Зарапортовавшийся молодой человек

— Сегодня утром я вызвал Соловьева к себе для объяснений. Он незамедлительно явился и дал требуемое. Оказывал власти всяческое почтение.

— Собственноручные показания или запись со слов?

— Константин Петрович, извините! Я работаю с вами не один год. За кого вы меня принимаете? Конечно, собственноручные! И в присутствии надзирающего прокурора. Все как положено. Думаю, что в университет его более допускать нет никакого резона.

— Не нам решать, Николай Михайлович. В сих революционных рассадниках сохраняется частично самоуправление. Покажите бумагу.

И чем-то раздосадованный Константин Петрович взял двумя пальцами лист из папки, как гремучую змею.

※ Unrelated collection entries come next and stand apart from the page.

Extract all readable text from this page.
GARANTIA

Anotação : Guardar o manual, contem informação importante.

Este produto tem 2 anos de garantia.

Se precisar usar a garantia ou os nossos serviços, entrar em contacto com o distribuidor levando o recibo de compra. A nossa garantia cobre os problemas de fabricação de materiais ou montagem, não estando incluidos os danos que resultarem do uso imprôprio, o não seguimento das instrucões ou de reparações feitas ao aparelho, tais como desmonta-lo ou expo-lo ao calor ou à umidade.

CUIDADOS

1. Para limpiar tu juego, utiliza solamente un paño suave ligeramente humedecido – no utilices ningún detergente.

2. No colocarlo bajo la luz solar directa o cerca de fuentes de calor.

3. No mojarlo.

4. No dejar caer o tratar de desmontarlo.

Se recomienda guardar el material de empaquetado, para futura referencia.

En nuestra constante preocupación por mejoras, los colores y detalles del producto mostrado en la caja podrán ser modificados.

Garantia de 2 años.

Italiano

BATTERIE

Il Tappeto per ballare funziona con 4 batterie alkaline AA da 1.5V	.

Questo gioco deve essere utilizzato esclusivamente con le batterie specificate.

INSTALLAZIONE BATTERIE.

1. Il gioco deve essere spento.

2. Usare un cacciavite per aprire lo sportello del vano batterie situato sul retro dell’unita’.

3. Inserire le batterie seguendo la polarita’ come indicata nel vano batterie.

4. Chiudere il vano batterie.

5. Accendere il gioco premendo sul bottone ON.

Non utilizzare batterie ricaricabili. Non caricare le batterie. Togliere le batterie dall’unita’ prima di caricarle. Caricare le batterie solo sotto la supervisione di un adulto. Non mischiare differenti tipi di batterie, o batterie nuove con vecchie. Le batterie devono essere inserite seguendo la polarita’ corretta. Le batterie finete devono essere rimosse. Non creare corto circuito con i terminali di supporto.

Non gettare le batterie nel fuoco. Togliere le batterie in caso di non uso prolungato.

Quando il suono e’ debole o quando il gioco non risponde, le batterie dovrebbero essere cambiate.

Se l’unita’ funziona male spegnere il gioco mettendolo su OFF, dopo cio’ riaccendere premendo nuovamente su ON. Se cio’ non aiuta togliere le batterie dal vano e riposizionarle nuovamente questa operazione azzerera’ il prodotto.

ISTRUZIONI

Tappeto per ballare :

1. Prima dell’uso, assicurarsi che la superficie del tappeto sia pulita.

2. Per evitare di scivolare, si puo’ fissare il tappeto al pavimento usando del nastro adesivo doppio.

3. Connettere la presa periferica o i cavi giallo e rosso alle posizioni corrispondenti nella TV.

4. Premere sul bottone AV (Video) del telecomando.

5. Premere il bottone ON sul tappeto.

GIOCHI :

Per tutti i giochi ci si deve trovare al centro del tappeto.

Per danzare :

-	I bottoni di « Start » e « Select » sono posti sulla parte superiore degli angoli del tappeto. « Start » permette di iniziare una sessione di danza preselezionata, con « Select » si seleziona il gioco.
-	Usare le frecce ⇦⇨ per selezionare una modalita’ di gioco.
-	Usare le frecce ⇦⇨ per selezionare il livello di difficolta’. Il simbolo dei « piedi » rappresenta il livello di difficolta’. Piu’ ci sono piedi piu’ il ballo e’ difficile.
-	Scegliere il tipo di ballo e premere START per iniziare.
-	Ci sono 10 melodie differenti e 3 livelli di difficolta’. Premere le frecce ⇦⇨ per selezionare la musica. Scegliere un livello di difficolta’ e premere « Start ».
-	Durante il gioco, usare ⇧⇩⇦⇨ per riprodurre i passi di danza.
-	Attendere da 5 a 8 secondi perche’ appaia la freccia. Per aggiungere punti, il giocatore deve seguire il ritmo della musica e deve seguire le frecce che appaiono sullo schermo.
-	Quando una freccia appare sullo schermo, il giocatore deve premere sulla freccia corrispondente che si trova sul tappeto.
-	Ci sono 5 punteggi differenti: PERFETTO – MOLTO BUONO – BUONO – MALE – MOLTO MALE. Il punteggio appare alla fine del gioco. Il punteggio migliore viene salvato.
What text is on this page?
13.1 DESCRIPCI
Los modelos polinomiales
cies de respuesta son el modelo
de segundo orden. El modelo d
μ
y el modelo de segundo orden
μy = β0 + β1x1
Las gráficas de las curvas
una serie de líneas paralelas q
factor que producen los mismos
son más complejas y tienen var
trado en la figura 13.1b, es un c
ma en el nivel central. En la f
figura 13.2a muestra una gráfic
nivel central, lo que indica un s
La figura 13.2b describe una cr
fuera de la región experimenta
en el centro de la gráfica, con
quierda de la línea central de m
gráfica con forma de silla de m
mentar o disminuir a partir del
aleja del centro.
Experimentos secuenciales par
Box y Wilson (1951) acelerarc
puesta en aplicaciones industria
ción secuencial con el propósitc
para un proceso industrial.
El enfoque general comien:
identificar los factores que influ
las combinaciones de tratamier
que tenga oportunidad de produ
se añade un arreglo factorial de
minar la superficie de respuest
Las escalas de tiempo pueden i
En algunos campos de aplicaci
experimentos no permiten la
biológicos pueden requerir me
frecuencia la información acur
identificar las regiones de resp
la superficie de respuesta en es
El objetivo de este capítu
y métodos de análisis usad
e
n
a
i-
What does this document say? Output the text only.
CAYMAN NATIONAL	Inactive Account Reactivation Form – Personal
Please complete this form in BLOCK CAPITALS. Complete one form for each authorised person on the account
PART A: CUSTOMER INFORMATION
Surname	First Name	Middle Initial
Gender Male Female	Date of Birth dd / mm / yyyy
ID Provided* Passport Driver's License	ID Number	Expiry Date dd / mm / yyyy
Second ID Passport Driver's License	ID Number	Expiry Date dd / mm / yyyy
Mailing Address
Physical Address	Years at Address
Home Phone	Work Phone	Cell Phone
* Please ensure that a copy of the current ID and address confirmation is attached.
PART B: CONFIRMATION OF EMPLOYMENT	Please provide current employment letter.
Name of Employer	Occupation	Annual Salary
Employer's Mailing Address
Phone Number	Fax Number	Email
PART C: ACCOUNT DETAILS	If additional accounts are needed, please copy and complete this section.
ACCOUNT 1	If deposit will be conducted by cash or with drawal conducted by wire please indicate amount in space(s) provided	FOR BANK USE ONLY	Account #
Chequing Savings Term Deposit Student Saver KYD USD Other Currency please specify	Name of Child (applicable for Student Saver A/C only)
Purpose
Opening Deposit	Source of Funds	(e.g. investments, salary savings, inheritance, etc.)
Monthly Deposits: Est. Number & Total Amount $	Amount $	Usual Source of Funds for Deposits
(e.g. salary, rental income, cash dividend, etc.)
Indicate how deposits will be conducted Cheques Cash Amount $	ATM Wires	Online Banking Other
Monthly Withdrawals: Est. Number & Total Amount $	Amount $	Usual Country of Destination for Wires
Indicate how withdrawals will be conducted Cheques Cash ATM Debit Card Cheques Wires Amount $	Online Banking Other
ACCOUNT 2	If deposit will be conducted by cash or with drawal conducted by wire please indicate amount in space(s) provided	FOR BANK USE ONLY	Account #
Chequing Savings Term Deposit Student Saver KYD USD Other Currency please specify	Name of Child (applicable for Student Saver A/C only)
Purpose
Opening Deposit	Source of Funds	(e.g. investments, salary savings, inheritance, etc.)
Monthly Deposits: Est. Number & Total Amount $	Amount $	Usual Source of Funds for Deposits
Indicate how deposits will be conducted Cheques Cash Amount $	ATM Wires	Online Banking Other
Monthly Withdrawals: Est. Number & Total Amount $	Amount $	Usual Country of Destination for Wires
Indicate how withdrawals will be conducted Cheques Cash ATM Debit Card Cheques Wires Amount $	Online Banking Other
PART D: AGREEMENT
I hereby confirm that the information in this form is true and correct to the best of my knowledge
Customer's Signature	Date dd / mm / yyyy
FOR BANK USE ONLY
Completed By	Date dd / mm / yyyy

— Любопытно, сколь свирепы и безжалостны наши поборники свободы и христианства. Но поверьте, не существует ни свободы, ни христианства вне закона. Печальное наступит время, если водворится проповедуемый добренькими лжехристианами культ человечества. Личность человеческая немного в нем будет значить. Исчезнут преграды насилию и самовластию. Вот к чему приведет отсутствие чугунного, как изволили вы выразиться, кулака. Вот чего добьются пустопорожними рассуждениями господа Соловьевы и дамочки, которые их опекают. К сожалению, среди фальшивящих приверженцев церкви очутился и Лев Толстой!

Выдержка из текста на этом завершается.